Las protestas, que se realizaron en alrededor de 200 salas de exhibición de Tesla a nivel mundial, buscaban presionar a Musk en su posición financiera. Los organizadores destacaron que las manifestaciones fueron pacíficas, aunque se mencionaron incidentes violentos previos en las tiendas de la compañía.
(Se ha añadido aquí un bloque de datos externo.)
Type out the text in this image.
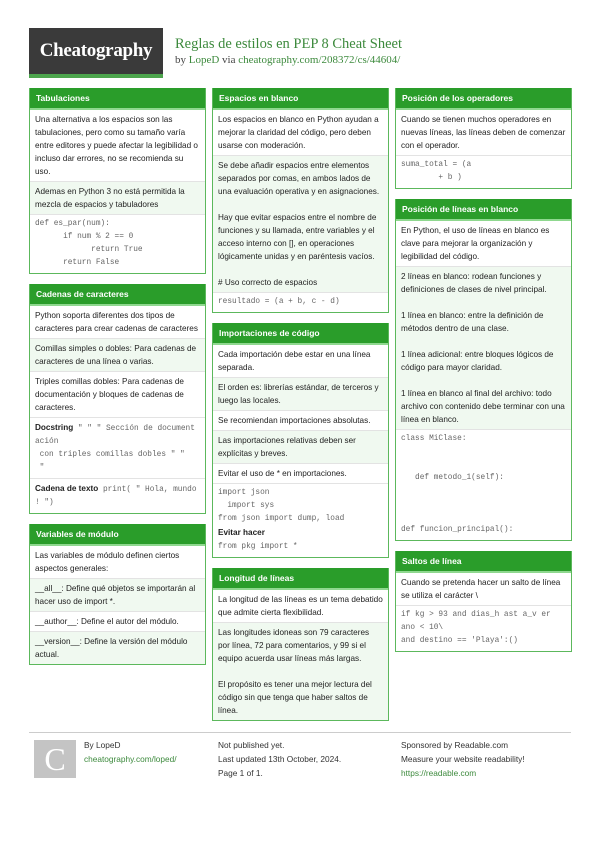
Cheatography	Reglas de estilos en PEP 8 Cheat Sheet
by LopeD via cheatography.com/208372/cs/44604/
Tabulaciones
Una alternativa a los espacios son las tabulaciones, pero como su tamaño varía entre editores y puede afectar la legibilidad o incluso dar errores, no se recomienda su uso.
Ademas en Python 3 no está permitida la mezcla de espacios y tabuladores
def es_par(num):
if num % 2 == 0
return True
return False
Cadenas de caracteres
Python soporta diferentes dos tipos de caracteres para crear cadenas de caracteres
Comillas simples o dobles: Para cadenas de caracteres de una línea o varias.
Triples comillas dobles: Para cadenas de documentación y bloques de cadenas de caracteres.
Docstring " " " Sección de document
ación
con triples comillas dobles " "
"
Cadena de texto print( " Hola, mundo
! ")
Variables de módulo
Las variables de módulo definen ciertos aspectos generales:
__all__: Define qué objetos se importarán al hacer uso de import *.
__author__: Define el autor del módulo.
__version__: Define la versión del módulo actual.
Espacios en blanco
Los espacios en blanco en Python ayudan a mejorar la claridad del código, pero deben usarse con moderación.
Se debe añadir espacios entre elementos separados por comas, en ambos lados de una evaluación operativa y en asignaciones.

Hay que evitar espacios entre el nombre de funciones y su llamada, entre variables y el acceso interno con [], en operaciones lógicamente unidas y en paréntesis vacíos.

# Uso correcto de espacios
resultado = (a + b, c - d)
Importaciones de código
Cada importación debe estar en una línea separada.
El orden es: librerías estándar, de terceros y luego las locales.
Se recomiendan importaciones absolutas.
Las importaciones relativas deben ser explícitas y breves.
Evitar el uso de * en importaciones.
import json
import sys
from json import dump, load
Evitar hacer
from pkg import *
Longitud de líneas
La longitud de las líneas es un tema debatido que admite cierta flexibilidad.
Las longitudes idoneas son 79 caracteres por línea, 72 para comentarios, y 99 si el equipo acuerda usar líneas más largas.

El propósito es tener una mejor lectura del código sin que tenga que haber saltos de línea.
Posición de los operadores
Cuando se tienen muchos operadores en nuevas líneas, las líneas deben de comenzar con el operador.
suma_total = (a
+ b )
Posición de líneas en blanco
En Python, el uso de líneas en blanco es clave para mejorar la organización y legibilidad del código.
2 líneas en blanco: rodean funciones y definiciones de clases de nivel principal.

1 línea en blanco: entre la definición de métodos dentro de una clase.

1 línea adicional: entre bloques lógicos de código para mayor claridad.

1 línea en blanco al final del archivo: todo archivo con contenido debe terminar con una línea en blanco.
class MiClase:

def metodo_1(self):

def funcion_principal():
Saltos de línea
Cuando se pretenda hacer un salto de línea se utiliza el carácter \
if kg > 93 and dias_h ast a_v er
ano < 10\
and destino == 'Playa':()
C	By LopeD
cheatography.com/loped/
Not published yet.
Last updated 13th October, 2024.
Page 1 of 1.
Sponsored by Readable.com
Measure your website readability!
https://readable.com
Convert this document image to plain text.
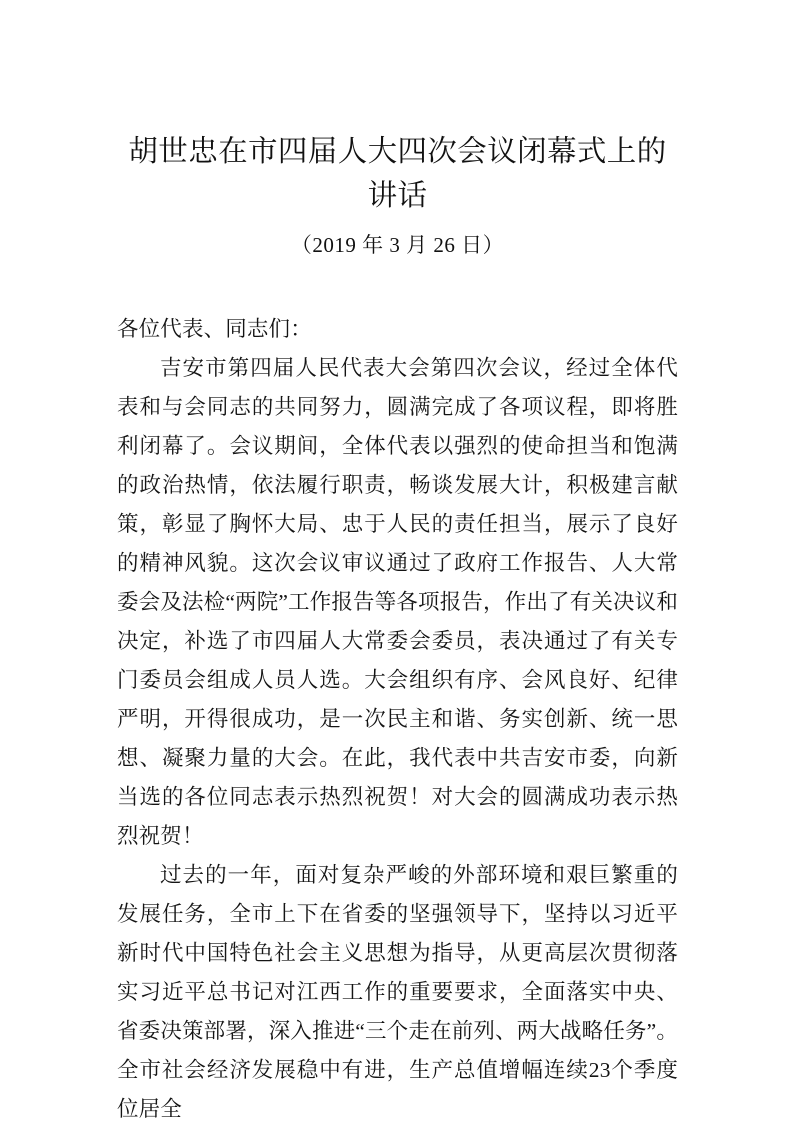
胡世忠在市四届人大四次会议闭幕式上的讲话

（2019 年 3 月 26 日）

各位代表、同志们：

吉安市第四届人民代表大会第四次会议，经过全体代表和与会同志的共同努力，圆满完成了各项议程，即将胜利闭幕了。会议期间，全体代表以强烈的使命担当和饱满的政治热情，依法履行职责，畅谈发展大计，积极建言献策，彰显了胸怀大局、忠于人民的责任担当，展示了良好的精神风貌。这次会议审议通过了政府工作报告、人大常委会及法检“两院”工作报告等各项报告，作出了有关决议和决定，补选了市四届人大常委会委员，表决通过了有关专门委员会组成人员人选。大会组织有序、会风良好、纪律严明，开得很成功，是一次民主和谐、务实创新、统一思想、凝聚力量的大会。在此，我代表中共吉安市委，向新当选的各位同志表示热烈祝贺！对大会的圆满成功表示热烈祝贺！

过去的一年，面对复杂严峻的外部环境和艰巨繁重的发展任务，全市上下在省委的坚强领导下，坚持以习近平新时代中国特色社会主义思想为指导，从更高层次贯彻落实习近平总书记对江西工作的重要要求，全面落实中央、省委决策部署，深入推进“三个走在前列、两大战略任务”。全市社会经济发展稳中有进，生产总值增幅连续23个季度位居全
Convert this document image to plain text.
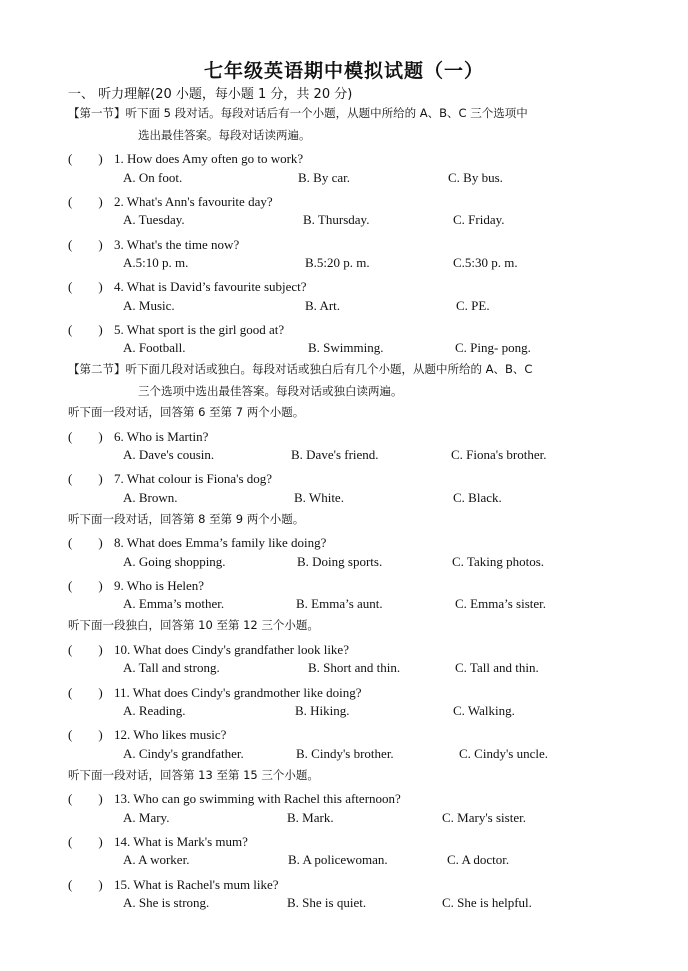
七年级英语期中模拟试题（一）
一、 听力理解(20 小题，每小题 1 分，共 20 分)
【第一节】听下面 5 段对话。每段对话后有一个小题，从题中所给的 A、B、C 三个选项中
选出最佳答案。每段对话读两遍。
(　　) 1. How does Amy often go to work?
A. On foot.	B. By car.	C. By bus.
(　　) 2. What's Ann's favourite day?
A. Tuesday.	B. Thursday.	C. Friday.
(　　) 3. What's the time now?
A.5:10 p. m.	B.5:20 p. m.	C.5:30 p. m.
(　　) 4. What is David’s favourite subject?
A. Music.	B. Art.	C. PE.
(　　) 5. What sport is the girl good at?
A. Football.	B. Swimming.	C. Ping- pong.
【第二节】听下面几段对话或独白。每段对话或独白后有几个小题，从题中所给的 A、B、C
三个选项中选出最佳答案。每段对话或独白读两遍。
听下面一段对话，回答第 6 至第 7 两个小题。
(　　) 6. Who is Martin?
A. Dave's cousin.	B. Dave's friend.	C. Fiona's brother.
(　　) 7. What colour is Fiona's dog?
A. Brown.	B. White.	C. Black.
听下面一段对话，回答第 8 至第 9 两个小题。
(　　) 8. What does Emma’s family like doing?
A. Going shopping.	B. Doing sports.	C. Taking photos.
(　　) 9. Who is Helen?
A. Emma’s mother.	B. Emma’s aunt.	C. Emma’s sister.
听下面一段独白，回答第 10 至第 12 三个小题。
(　　) 10. What does Cindy's grandfather look like?
A. Tall and strong.	B. Short and thin.	C. Tall and thin.
(　　) 11. What does Cindy's grandmother like doing?
A. Reading.	B. Hiking.	C. Walking.
(　　) 12. Who likes music?
A. Cindy's grandfather.	B. Cindy's brother.	C. Cindy's uncle.
听下面一段对话，回答第 13 至第 15 三个小题。
(　　) 13. Who can go swimming with Rachel this afternoon?
A. Mary.	B. Mark.	C. Mary's sister.
(　　) 14. What is Mark's mum?
A. A worker.	B. A policewoman.	C. A doctor.
(　　) 15. What is Rachel's mum like?
A. She is strong.	B. She is quiet.	C. She is helpful.
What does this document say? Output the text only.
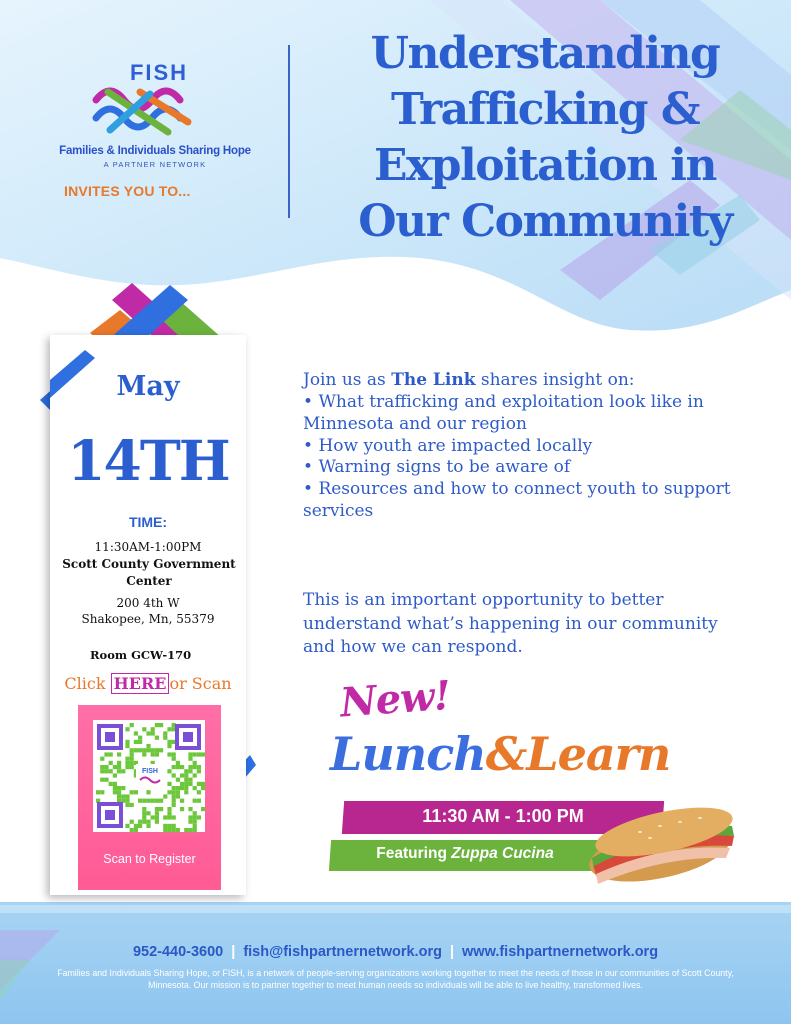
FISH
Families & Individuals Sharing Hope
A PARTNER NETWORK
INVITES YOU TO...
Understanding
Trafficking &
Exploitation in
Our Community
May
14TH
TIME:
11:30AM-1:00PM
Scott County Government Center
200 4th W
Shakopee, Mn, 55379
Room GCW-170
Click HERE or Scan
FISH
Scan to Register

Join us as The Link shares insight on:

• What trafficking and exploitation look like in Minnesota and our region
• How youth are impacted locally
• Warning signs to be aware of
• Resources and how to connect youth to support services

This is an important opportunity to better understand what’s happening in our community and how we can respond.

New!
Lunch&Learn
11:30 AM - 1:00 PM
Featuring Zuppa Cucina
952-440-3600 | fish@fishpartnernetwork.org | www.fishpartnernetwork.org

Families and Individuals Sharing Hope, or FISH, is a network of people-serving organizations working together to meet the needs of those in our communities of Scott County, Minnesota. Our mission is to partner together to meet human needs so individuals will be able to live healthy, transformed lives.
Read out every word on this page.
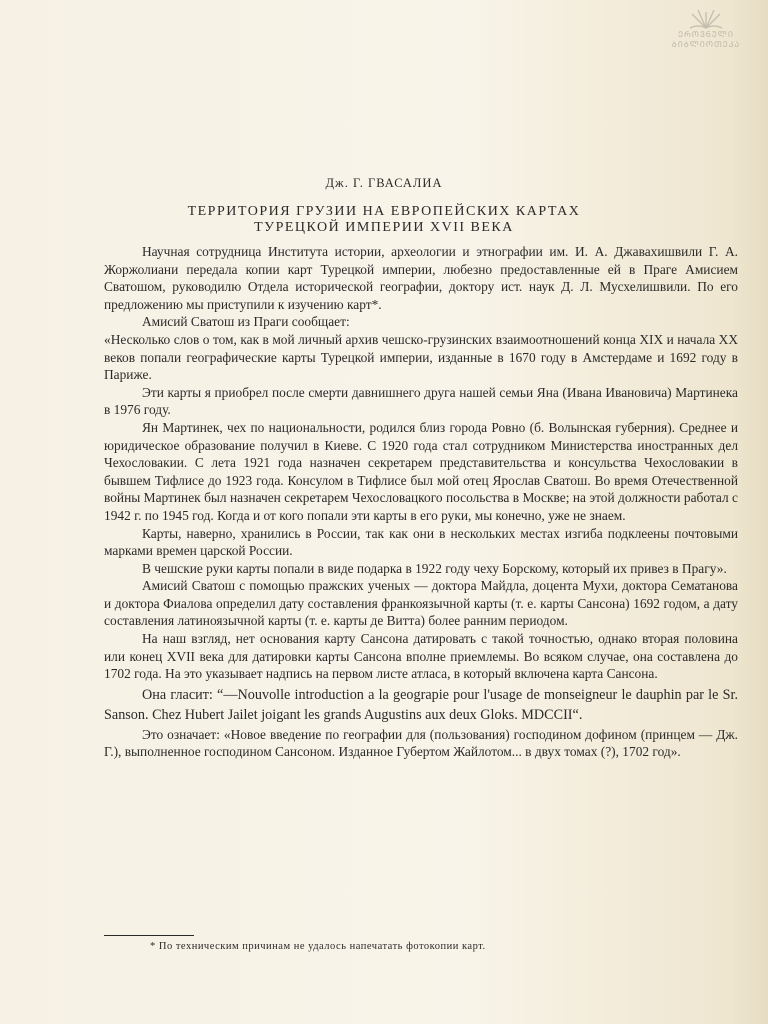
ᲔᲠᲝᲕᲜᲣᲚᲘ
ᲑᲘᲑᲚᲘᲝᲗᲔᲙᲐ
Дж. Г. ГВАСАЛИА
ТЕРРИТОРИЯ ГРУЗИИ НА ЕВРОПЕЙСКИХ КАРТАХ
ТУРЕЦКОЙ ИМПЕРИИ XVII ВЕКА

Научная сотрудница Института истории, археологии и этнографии им. И. А. Джавахишвили Г. А. Жоржолиани передала копии карт Турецкой империи, любезно предоставленные ей в Праге Амисием Сватошом, руководилю Отдела исторической географии, доктору ист. наук Д. Л. Мусхелишвили. По его предложению мы приступили к изучению карт*.

Амисий Сватош из Праги сообщает:

«Несколько слов о том, как в мой личный архив чешско-грузинских взаимоотношений конца XIX и начала XX веков попали географические карты Турецкой империи, изданные в 1670 году в Амстердаме и 1692 году в Париже.

Эти карты я приобрел после смерти давнишнего друга нашей семьи Яна (Ивана Ивановича) Мартинека в 1976 году.

Ян Мартинек, чех по национальности, родился близ города Ровно (б. Волынская губерния). Среднее и юридическое образование получил в Киеве. С 1920 года стал сотрудником Министерства иностранных дел Чехословакии. С лета 1921 года назначен секретарем представительства и консульства Чехословакии в бывшем Тифлисе до 1923 года. Консулом в Тифлисе был мой отец Ярослав Сватош. Во время Отечественной войны Мартинек был назначен секретарем Чехословацкого посольства в Москве; на этой должности работал с 1942 г. по 1945 год. Когда и от кого попали эти карты в его руки, мы конечно, уже не знаем.

Карты, наверно, хранились в России, так как они в нескольких местах изгиба подклеены почтовыми марками времен царской России.

В чешские руки карты попали в виде подарка в 1922 году чеху Борскому, который их привез в Прагу».

Амисий Сватош с помощью пражских ученых — доктора Майдла, доцента Мухи, доктора Сематанова и доктора Фиалова определил дату составления франкоязычной карты (т. е. карты Сансона) 1692 годом, а дату составления латиноязычной карты (т. е. карты де Витта) более ранним периодом.

На наш взгляд, нет основания карту Сансона датировать с такой точностью, однако вторая половина или конец XVII века для датировки карты Сансона вполне приемлемы. Во всяком случае, она составлена до 1702 года. На это указывает надпись на первом листе атласа, в который включена карта Сансона.

Она гласит: “—Nouvolle introduction a la geograpie pour l'usage de monseigneur le dauphin par le Sr. Sanson. Chez Hubert Jailet joigant les grands Augustins aux deux Gloks. MDCCII“.

Это означает: «Новое введение по географии для (пользования) господином дофином (принцем — Дж. Г.), выполненное господином Сансоном. Изданное Губертом Жайлотом... в двух томах (?), 1702 год».

* По техническим причинам не удалось напечатать фотокопии карт.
En su sitio web, los activistas denunciaron que Musk está “destruyendo nuestra democracia” y usando su fortuna para implementar cambios perjudiciales.

Las acciones de Musk en el DOGE han generado controversia, con demandas alegando que sus medidas violan la separación de poderes y que los recortes no tienen base legal. Un juez federal recientemente dictaminó que su papel en el DOGE podría ser inconstitucional. Los organizadores de las protestas buscan afectar financieramente a Tesla, instando a los consumidores a vender sus vehículos y acciones como forma de resistencia.